Ethiopians who fled the Tigray region into Sudan are torn between a grim future in refugee camps and returning to an almost month-old conflict in their homeland.
More than 45,000 people have escaped from northern Ethiopia since November 4, after Prime Minister Abiy Ahmed ordered military operations against leaders of Tigray’s ruling party in response to its alleged attacks on federal army camps.
In neighbouring Sudan, families have been separated and farmers forced to abandon their crops to take refuge in vast camps across the border, with limited access to water, food and sanitary facilities.
Many are holding onto hopes that normality will soon be restored to Tigray and they will be able to return to their lives.
“I love Ethiopia. I left my elderly mother and my farm behind. If there is peace and the war stops, I will immediately go back,” Bergha Mongosto said last week at Sudan’s Village Eight transit centre near the Ethiopian border.
Abiy announced Saturday that military operations in Tigray had been “completed” after the army claimed control of the regional capital Mekele, but it was not clear whether fighting in Tigray would end right away.
Some refugees are determined to return, regardless of whether the conflict continues.
“I have a farming project in Mai-Kadra and I don’t want to live in a refugee camp,” Drajo Germaya told AFP, referring to a town in Tigray.
“When I return to Ethiopia, I will not come back here. It’s either we live or die there,” he said from the Sudanese border town of Hamdayit.
Others complained of marginalisation of the Tigray region and said the conflict had left them no choice but to start their lives elsewhere.
“It is very tough here, but I will never go back to Tigray. We have no option to return,” Tigrayan refugee Dagaf Abraha said from the Um Raquba refugee camp, some 80 kilometres (50 miles) from the border.
“Abiy Ahmed doesn’t want the Tigray tribe in Ethiopia,” Abraha said.
Abiy, last year’s Nobel Peace Prize winner, has pledged to protect civilians and repeatedly called for refugees to return.
Tigray has been under a communications blackout during the conflict, making it hard for refugees on the other side of the border to check on their loved ones.
It has also made it impossible to know the full toll of fierce fighting that has included air strikes and at least one alleged massacre that reportedly killed hundreds of civilians.
Officials say refugees have largely preferred to stay near the border in the hope of returning.
“Eighty percent of them (refugees) are farmers who did not finish harvesting their crops. They want to go back to do that,” Po Mayro from the UN refugee agency said from Sudan’s Hamdayit transit centre.
UN High Commissioner for Refugees Filippo Grandi said on Saturday that the majority of the refugees he had spoken to wanted to go back.

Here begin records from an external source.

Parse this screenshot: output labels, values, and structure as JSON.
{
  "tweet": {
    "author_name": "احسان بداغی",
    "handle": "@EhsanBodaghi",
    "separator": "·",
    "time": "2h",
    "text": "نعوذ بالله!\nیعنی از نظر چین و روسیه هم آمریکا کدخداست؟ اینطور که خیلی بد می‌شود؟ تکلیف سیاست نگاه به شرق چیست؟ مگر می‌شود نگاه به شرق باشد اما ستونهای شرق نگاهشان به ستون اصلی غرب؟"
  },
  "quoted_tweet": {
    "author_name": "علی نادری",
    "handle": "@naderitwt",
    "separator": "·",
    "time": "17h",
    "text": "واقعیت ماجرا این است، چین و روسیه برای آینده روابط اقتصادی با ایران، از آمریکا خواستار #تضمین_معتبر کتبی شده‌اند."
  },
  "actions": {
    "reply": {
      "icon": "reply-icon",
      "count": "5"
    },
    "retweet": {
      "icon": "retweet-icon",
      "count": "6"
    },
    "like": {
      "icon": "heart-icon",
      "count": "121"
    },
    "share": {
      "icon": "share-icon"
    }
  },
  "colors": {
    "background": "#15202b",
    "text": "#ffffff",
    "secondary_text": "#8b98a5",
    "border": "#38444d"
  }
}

“They left their crops without harvest. They left part of their families and their belongings,” he told reporters during a visit to the Um Raquba camp.
Sudan — one of the world’s poorest nations — was already struggling with its own deep economic crisis before the mass refugee influx.
Earlier this month, Soliman Ali, governor of Sudan’s eastern border state of Gedaref, said the refugee numbers were “way above the state’s capabilities”.
Grandi called on donors to take action, saying that Sudan needed $150 million in aid to cope with the flood of refugees.
Conditions in the camps are tough and the health situation precarious.
Medics with aid group Mercy Corps at the Um Raquba camp told AFP earlier this month that they had seen multiple cases of dysentery and tuberculosis, malaria and HIV among the refugees.
They expressed fear that overcrowding could worsen the health situation.
No coronavirus cases have so far been reported among the refugees, but there are fears any outbreak could spread rapidly through camps and neighbouring villages.
Abiy called Saturday for a “return to normal” for Tigray residents.
“We now face the critical task of rebuilding that which was destroyed, repairing that which was damaged and bringing back those who have fled,” he said.
But some refugees say they prefer life in the camps to that under Abiy’s government.
“I will not go back even if the situation stabilises there. I want to start work here,” Tekhlay Manout said last week at the Village Eight transit centre.
In Um Raquba, Gabrahi Wadgeday dismissed the idea of returning.
“Why would I go back?” he said.
Another refugee, Burhan Yussef, said he would only go back under a different regime.
“Abiy Ahmed’s government has to change,” the 77-year-old said.
“If it does, I will go back. If it doesn’t change, I will stay where I am.”